Even if he’d taken her statement that she’d sleep in one of the spare rooms at face value, and hadn’t bothered to even look in on her, to attempt to talk things over, by this time he would have realised she wasn’t in the house this morning.

It had been gone ten before her father and stepmother had finally started out, and at least another half an hour had passed while she’d stripped the bed she’d used, tidied up, getting herself calm enough to face him, to say goodbye properly to the only man she had ever loved, to apologise unreservedly for the bad things she’d said about him.

But that was what she’d come here to put right, wasn’t it? she told herself when she finally stood before his elegant front door.

She hadn’t kept her door key.
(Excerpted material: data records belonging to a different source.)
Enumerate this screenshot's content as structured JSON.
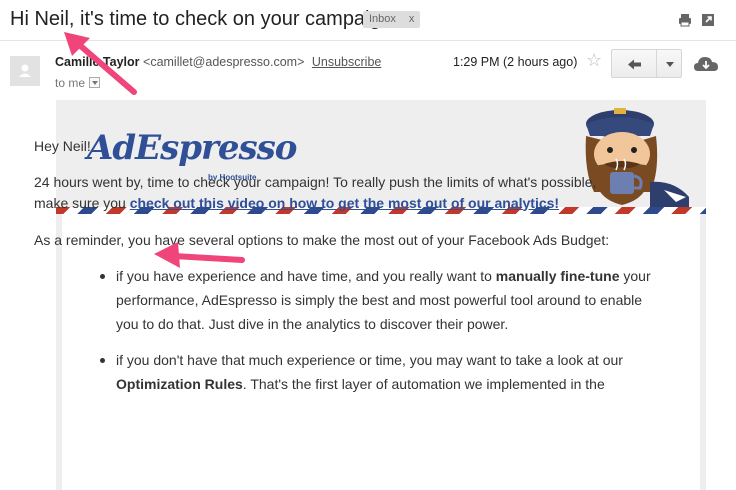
{
  "subject": "Hi Neil, it's time to check on your campaign!",
  "label_chip": {
    "text": "Inbox",
    "close": "x"
  },
  "sender": {
    "name": "Camille Taylor",
    "email": "<camillet@adespresso.com>",
    "unsubscribe": "Unsubscribe"
  },
  "to_line": "to me",
  "timestamp": "1:29 PM (2 hours ago)",
  "brand": {
    "logo_text": "AdEspresso",
    "byline": "by Hootsuite"
  },
  "body": {
    "greeting": "Hey Neil!",
    "p1_text": "24 hours went by, time to check your campaign! To really push the limits of what's possible, make sure you ",
    "p1_link": "check out this video on how to get the most out of our analytics!",
    "p2": "As a reminder, you have several options to make the most out of your Facebook Ads Budget:",
    "bullet1_pre": "if you have experience and have time, and you really want to ",
    "bullet1_bold": "manually fine-tune",
    "bullet1_post": " your performance, AdEspresso is simply the best and most powerful tool around to enable you to do that. Just dive in the analytics to discover their power.",
    "bullet2_pre": "if you don't have that much experience or time, you may want to take a look at our ",
    "bullet2_bold": "Optimization Rules",
    "bullet2_post": ". That's the first layer of automation we implemented in the"
  },
  "colors": {
    "brand_blue": "#2f4f97",
    "arrow_pink": "#f0457a",
    "airmail_red": "#c0392b"
  },
  "icons": [
    "print-icon",
    "new-window-icon",
    "avatar-icon",
    "star-icon",
    "reply-icon",
    "more-dropdown-icon",
    "cloud-download-icon"
  ]
}
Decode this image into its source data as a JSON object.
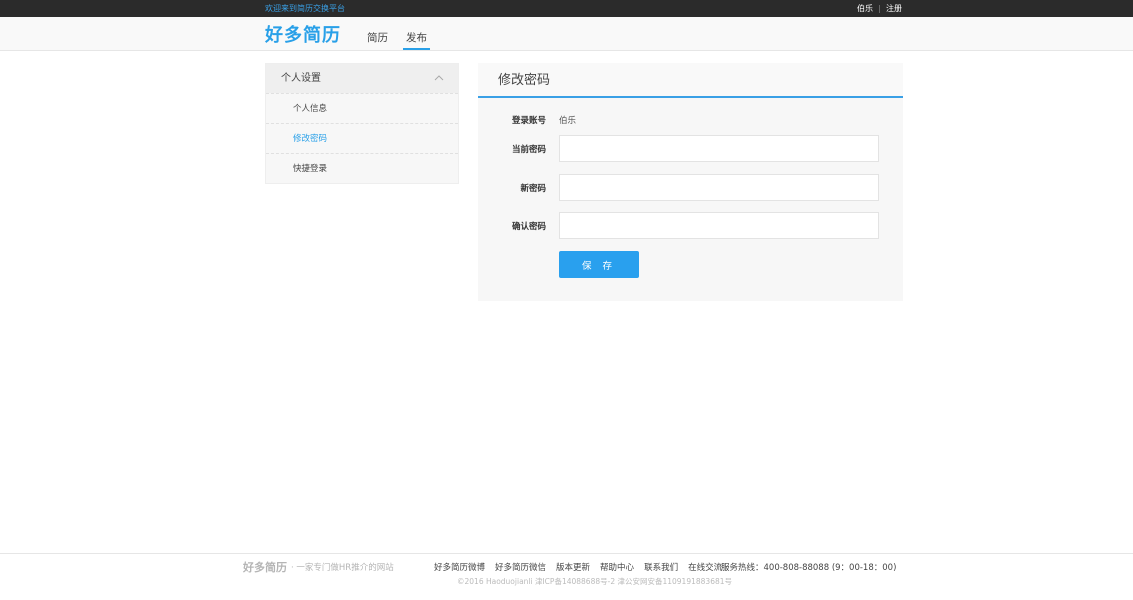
{
  "topbar": {
    "welcome": "欢迎来到简历交换平台",
    "user": "伯乐",
    "register": "注册"
  },
  "header": {
    "logo": "好多简历",
    "nav": [
      {
        "label": "简历",
        "active": false
      },
      {
        "label": "发布",
        "active": true
      }
    ]
  },
  "sidebar": {
    "title": "个人设置",
    "items": [
      {
        "label": "个人信息",
        "active": false
      },
      {
        "label": "修改密码",
        "active": true
      },
      {
        "label": "快捷登录",
        "active": false
      }
    ]
  },
  "panel": {
    "title": "修改密码",
    "account_label": "登录账号",
    "account_value": "伯乐",
    "current_password_label": "当前密码",
    "new_password_label": "新密码",
    "confirm_password_label": "确认密码",
    "current_password_value": "",
    "new_password_value": "",
    "confirm_password_value": "",
    "save_label": "保 存"
  },
  "footer": {
    "logo": "好多简历",
    "slogan": "· 一家专门做HR推介的网站",
    "links": [
      "好多简历微博",
      "好多简历微信",
      "版本更新",
      "帮助中心",
      "联系我们",
      "在线交流"
    ],
    "hotline": "服务热线：400-808-88088 (9：00-18：00)",
    "copyright": "©2016 Haoduojianli 津ICP备14088688号-2 津公安网安备1109191883681号"
  },
  "colors": {
    "accent": "#29a0e8",
    "topbar_bg": "#2b2b2b",
    "panel_bg": "#f7f7f7"
  }
}
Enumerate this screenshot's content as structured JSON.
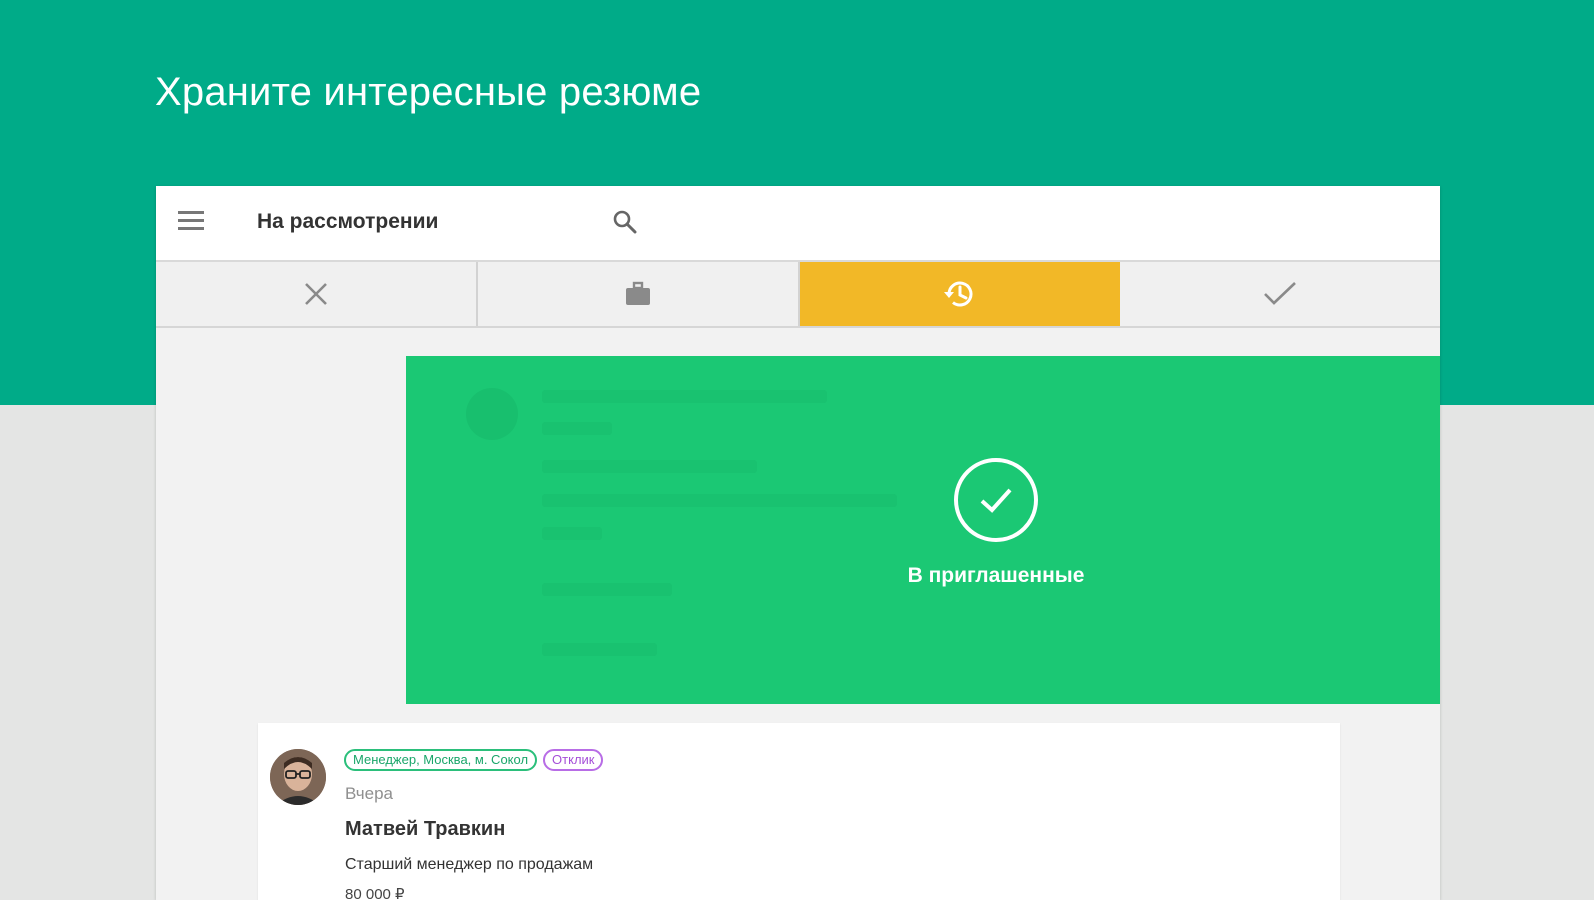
{
  "hero": {
    "title": "Храните интересные резюме"
  },
  "toolbar": {
    "menu_icon": "menu-icon",
    "title": "На рассмотрении",
    "search_icon": "search-icon"
  },
  "tabs": [
    {
      "icon": "close-icon",
      "active": false
    },
    {
      "icon": "briefcase-icon",
      "active": false
    },
    {
      "icon": "history-icon",
      "active": true
    },
    {
      "icon": "check-icon",
      "active": false
    }
  ],
  "swipe_card": {
    "action_icon": "check-circle-icon",
    "action_label": "В приглашенные"
  },
  "resume": {
    "tags": [
      "Менеджер, Москва, м. Сокол",
      "Отклик"
    ],
    "date": "Вчера",
    "name": "Матвей Травкин",
    "position": "Старший менеджер по продажам",
    "salary": "80 000 ₽"
  },
  "colors": {
    "hero_bg": "#00ab88",
    "active_tab": "#f2b827",
    "swipe_card_bg": "#1bc874",
    "tag_green": "#2bbf7b",
    "tag_purple": "#b86de6"
  }
}
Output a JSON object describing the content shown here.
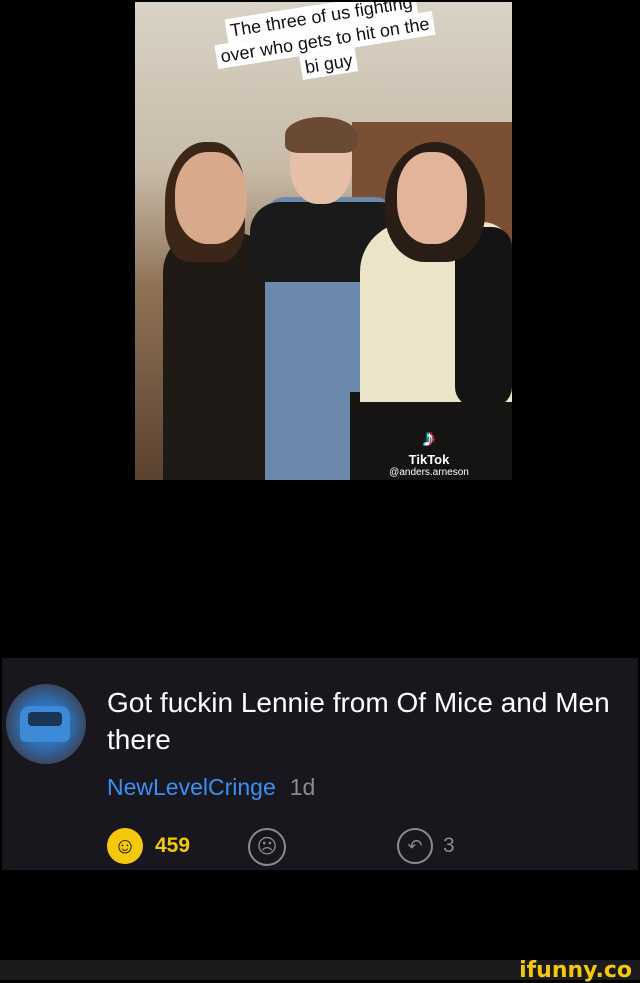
{
  "video": {
    "caption_lines": [
      "The three of us fighting",
      "over who gets to hit on the",
      "bi guy"
    ],
    "watermark": {
      "icon": "tiktok-logo-icon",
      "name": "TikTok",
      "handle": "@anders.arneson"
    }
  },
  "comment": {
    "avatar": "car-avatar",
    "text": "Got fuckin Lennie from Of Mice and Men there",
    "username": "NewLevelCringe",
    "age": "1d",
    "smiles": "459",
    "replies": "3",
    "icons": {
      "smile": "smile-icon",
      "unsmile": "frown-icon",
      "reply": "reply-icon"
    },
    "colors": {
      "background": "#17171d",
      "username": "#3b8ff5",
      "smile": "#f6c80b",
      "muted": "#8a8a92"
    }
  },
  "footer": {
    "brand": "ifunny.co"
  }
}
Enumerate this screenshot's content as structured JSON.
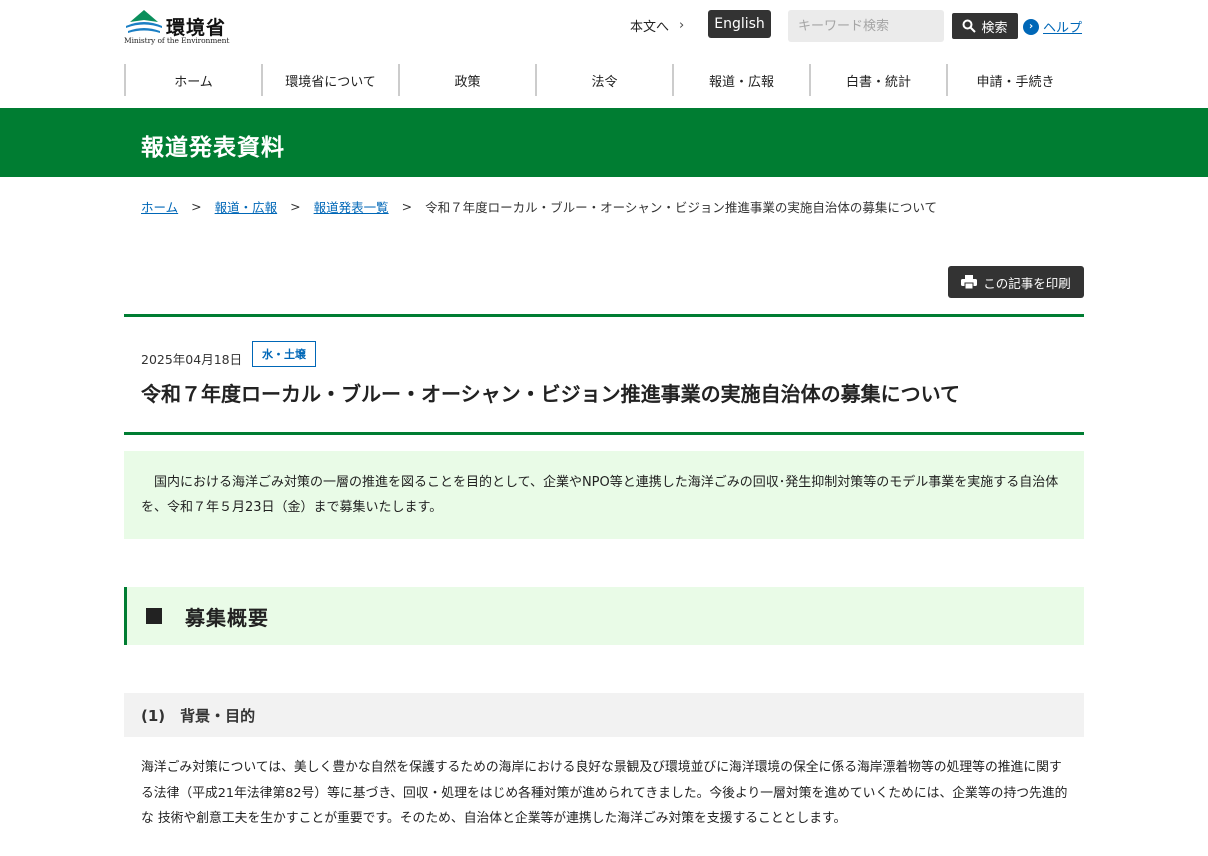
{
  "header": {
    "logo_ja": "環境省",
    "logo_en": "Ministry of the Environment",
    "skip_label": "本文へ",
    "english_label": "English",
    "search_placeholder": "キーワード検索",
    "search_button_label": "検索",
    "help_label": "ヘルプ"
  },
  "nav": {
    "items": [
      "ホーム",
      "環境省について",
      "政策",
      "法令",
      "報道・広報",
      "白書・統計",
      "申請・手続き"
    ]
  },
  "banner": {
    "title": "報道発表資料"
  },
  "breadcrumb": {
    "items": [
      "ホーム",
      "報道・広報",
      "報道発表一覧"
    ],
    "separator": ">",
    "current": "令和７年度ローカル・ブルー・オーシャン・ビジョン推進事業の実施自治体の募集について"
  },
  "print_button_label": "この記事を印刷",
  "article": {
    "date": "2025年04月18日",
    "category": "水・土壌",
    "title": "令和７年度ローカル・ブルー・オーシャン・ビジョン推進事業の実施自治体の募集について",
    "summary": "　国内における海洋ごみ対策の一層の推進を図ることを目的として、企業やNPO等と連携した海洋ごみの回収･発生抑制対策等のモデル事業を実施する自治体を、令和７年５月23日（金）まで募集いたします。"
  },
  "section": {
    "heading": "募集概要",
    "subheading": "(1)　背景・目的",
    "body": "海洋ごみ対策については、美しく豊かな自然を保護するための海岸における良好な景観及び環境並びに海洋環境の保全に係る海岸漂着物等の処理等の推進に関する法律（平成21年法律第82号）等に基づき、回収・処理をはじめ各種対策が進められてきました。今後より一層対策を進めていくためには、企業等の持つ先進的な 技術や創意工夫を生かすことが重要です。そのため、自治体と企業等が連携した海洋ごみ対策を支援することとします。"
  },
  "colors": {
    "brand_green": "#007d32",
    "link_blue": "#0067b7",
    "light_green": "#e9fbe7",
    "dark_button": "#333333"
  }
}
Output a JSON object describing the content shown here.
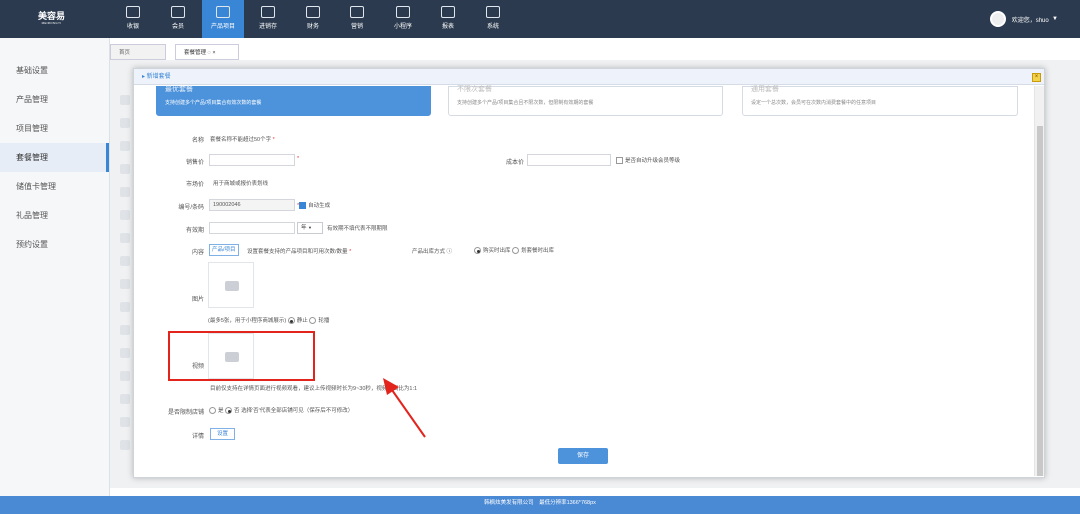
{
  "brand": {
    "name": "美容易",
    "sub": "MEIRONGYI"
  },
  "nav": [
    {
      "label": "收银",
      "icon": "cashier-icon"
    },
    {
      "label": "会员",
      "icon": "member-icon"
    },
    {
      "label": "产品项目",
      "icon": "product-icon"
    },
    {
      "label": "进销存",
      "icon": "inventory-icon"
    },
    {
      "label": "财务",
      "icon": "finance-icon"
    },
    {
      "label": "营销",
      "icon": "marketing-icon"
    },
    {
      "label": "小程序",
      "icon": "miniapp-icon"
    },
    {
      "label": "报表",
      "icon": "report-icon"
    },
    {
      "label": "系统",
      "icon": "system-icon"
    }
  ],
  "user": {
    "greeting": "欢迎您，shuo",
    "caret": "▼"
  },
  "sidebar": [
    "基础设置",
    "产品管理",
    "项目管理",
    "套餐管理",
    "储值卡管理",
    "礼品管理",
    "预约设置"
  ],
  "tabs": [
    {
      "label": "首页"
    },
    {
      "label": "套餐管理 ◌ ×"
    }
  ],
  "modal": {
    "title": "▸ 新增套餐",
    "close": "×",
    "cards": [
      {
        "title": "最优套餐",
        "desc": "支持创建多个产品/项目集合有效次数的套餐"
      },
      {
        "title": "不限次套餐",
        "desc": "支持创建多个产品/项目集合且不限次数，但限制有效期的套餐"
      },
      {
        "title": "通用套餐",
        "desc": "设定一个总次数，会员可在次数内消费套餐中的任意项目"
      }
    ],
    "fields": {
      "name_label": "名称",
      "name_placeholder": "套餐名称不能超过50个字",
      "sale_label": "销售价",
      "cost_label": "成本价",
      "auto_upgrade": "是否自动升级会员等级",
      "market_label": "市场价",
      "market_placeholder": "用于商城或报价表划线",
      "code_label": "编号/条码",
      "code_value": "190002046",
      "auto_gen": "自动生成",
      "valid_label": "有效期",
      "valid_unit": "年",
      "valid_hint": "有效期不填代表不限期限",
      "content_label": "内容",
      "content_btn": "产品/项目",
      "content_hint": "设置套餐支持的产品项目和可用次数/数量",
      "out_label": "产品出库方式",
      "out_opt1": "购买时出库",
      "out_opt2": "划套餐时出库",
      "image_label": "图片",
      "image_hint": "(最多5张，用于小程序商城展示)",
      "image_opt1": "静止",
      "image_opt2": "轮播",
      "video_label": "视频",
      "video_hint": "目前仅支持在详情页面进行视频观看，建议上传视频时长为9~30秒，视频宽高比为1:1",
      "limit_label": "是否限制店铺",
      "limit_yes": "是",
      "limit_no": "否",
      "limit_hint": "选择'否'代表全部店铺可见（保存后不可修改）",
      "detail_label": "详情",
      "detail_btn": "设置"
    },
    "save": "保存",
    "required": "*"
  },
  "footer": "韩枫炫美发有限公司　最低分辨率1366*768px",
  "colors": {
    "header": "#2b3a4e",
    "accent": "#3a86d6",
    "annotation": "#e2241d"
  }
}
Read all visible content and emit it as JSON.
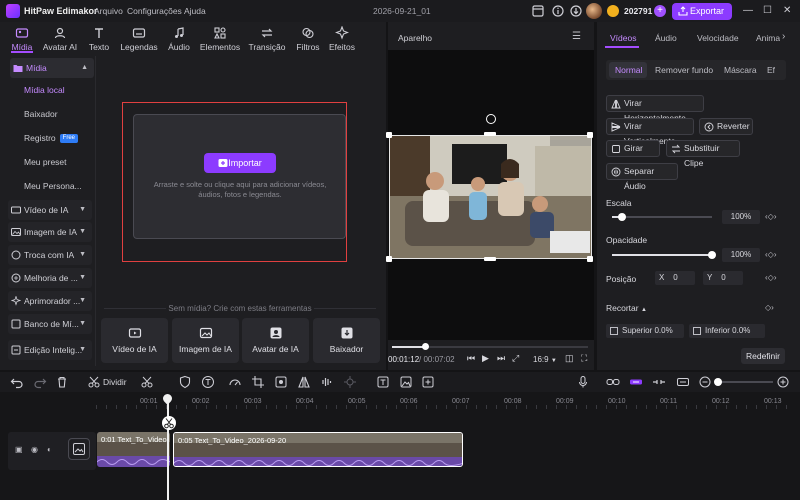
{
  "app": {
    "title": "HitPaw Edimakor",
    "menu": [
      "Arquivo",
      "Configurações",
      "Ajuda"
    ],
    "doc_title": "2026-09-21_01",
    "credits": "202791",
    "export_label": "Exportar"
  },
  "media_tabs": [
    {
      "label": "Mídia",
      "icon": "media-icon"
    },
    {
      "label": "Avatar AI",
      "icon": "avatar-icon"
    },
    {
      "label": "Texto",
      "icon": "text-icon"
    },
    {
      "label": "Legendas",
      "icon": "subtitles-icon"
    },
    {
      "label": "Áudio",
      "icon": "audio-icon"
    },
    {
      "label": "Elementos",
      "icon": "elements-icon"
    },
    {
      "label": "Transição",
      "icon": "transition-icon"
    },
    {
      "label": "Filtros",
      "icon": "filters-icon"
    },
    {
      "label": "Efeitos",
      "icon": "effects-icon"
    }
  ],
  "sidebar": {
    "head": "Mídia",
    "subs": [
      "Mídia local",
      "Baixador",
      "Registro",
      "Meu preset",
      "Meu Persona..."
    ],
    "free_badge": "Free",
    "groups": [
      "Vídeo de IA",
      "Imagem de IA",
      "Troca com IA",
      "Melhoria de ...",
      "Aprimorador ...",
      "Banco de Mí...",
      "Edição Intelig..."
    ]
  },
  "import": {
    "button": "Importar",
    "hint": "Arraste e solte ou clique aqui para adicionar vídeos, áudios, fotos e legendas."
  },
  "tools": {
    "heading": "Sem mídia? Crie com estas ferramentas",
    "items": [
      "Vídeo de IA",
      "Imagem de IA",
      "Avatar de IA",
      "Baixador"
    ]
  },
  "preview": {
    "title": "Aparelho",
    "time_current": "00:01:12",
    "time_total": "/ 00:07:02",
    "ratio": "16:9",
    "progress": 0.17
  },
  "right": {
    "tabs": [
      "Vídeos",
      "Áudio",
      "Velocidade",
      "Animaç"
    ],
    "subtabs": [
      "Normal",
      "Remover fundo",
      "Máscara",
      "Ef"
    ],
    "buttons": {
      "flip_h": "Virar Horizontalmente",
      "flip_v": "Virar Verticalmente",
      "reverse": "Reverter",
      "rotate": "Girar",
      "replace": "Substituir Clipe",
      "split_audio": "Separar Áudio"
    },
    "scale_label": "Escala",
    "scale_value": "100%",
    "scale_level": 0.1,
    "opacity_label": "Opacidade",
    "opacity_value": "100%",
    "opacity_level": 1.0,
    "position_label": "Posição",
    "pos_x_label": "X",
    "pos_x": "0",
    "pos_y_label": "Y",
    "pos_y": "0",
    "crop_label": "Recortar",
    "top_label": "Superior",
    "top_value": "0.0%",
    "bottom_label": "Inferior",
    "bottom_value": "0.0%",
    "reset": "Redefinir"
  },
  "timeline": {
    "split_label": "Dividir",
    "ruler": [
      "00:01",
      "00:02",
      "00:03",
      "00:04",
      "00:05",
      "00:06",
      "00:07",
      "00:08",
      "00:09",
      "00:10",
      "00:11",
      "00:12",
      "00:13"
    ],
    "clips": [
      "0:01 Text_To_Video",
      "0:05 Text_To_Video_2026-09-20"
    ]
  },
  "colors": {
    "accent": "#8c3bff",
    "accent_text": "#c58bff",
    "highlight_border": "#e04040"
  }
}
Steeling herself, trying to subdue her jangling, dancing nerve-ends, she pressed the polished brass bell, hoping Mrs Briggs was somewhere deep inside the house and James would answer it himself.

Turning her back on the solid door, she wiped her damp palms down the sides of her jeans and tried to relax her tense shoulder muscles.

Dammit, even her teeth were chattering! And no matter how hard she tried, she couldn’t stop the totally irrational hope that, somehow, a miracle would happen, and everything would be all right.

The door was opened. Mattie heard it and tried to get the bones in her legs to remember that they weren’t made of jelly. She forced a smile to her lips and felt it wobble alarmingly as she turned, then fall away completely as she confronted Fiona.

Who said, ‘What do you want?’

Mattie couldn’t breathe, the pain around her heart was too intense.

He’d moved Fiona in already!

She blinked, her throat going dry. Hadn’t the foul woman said that he’d lose no time in installing her, having her in his life, in his bed, because they were still crazy about each other?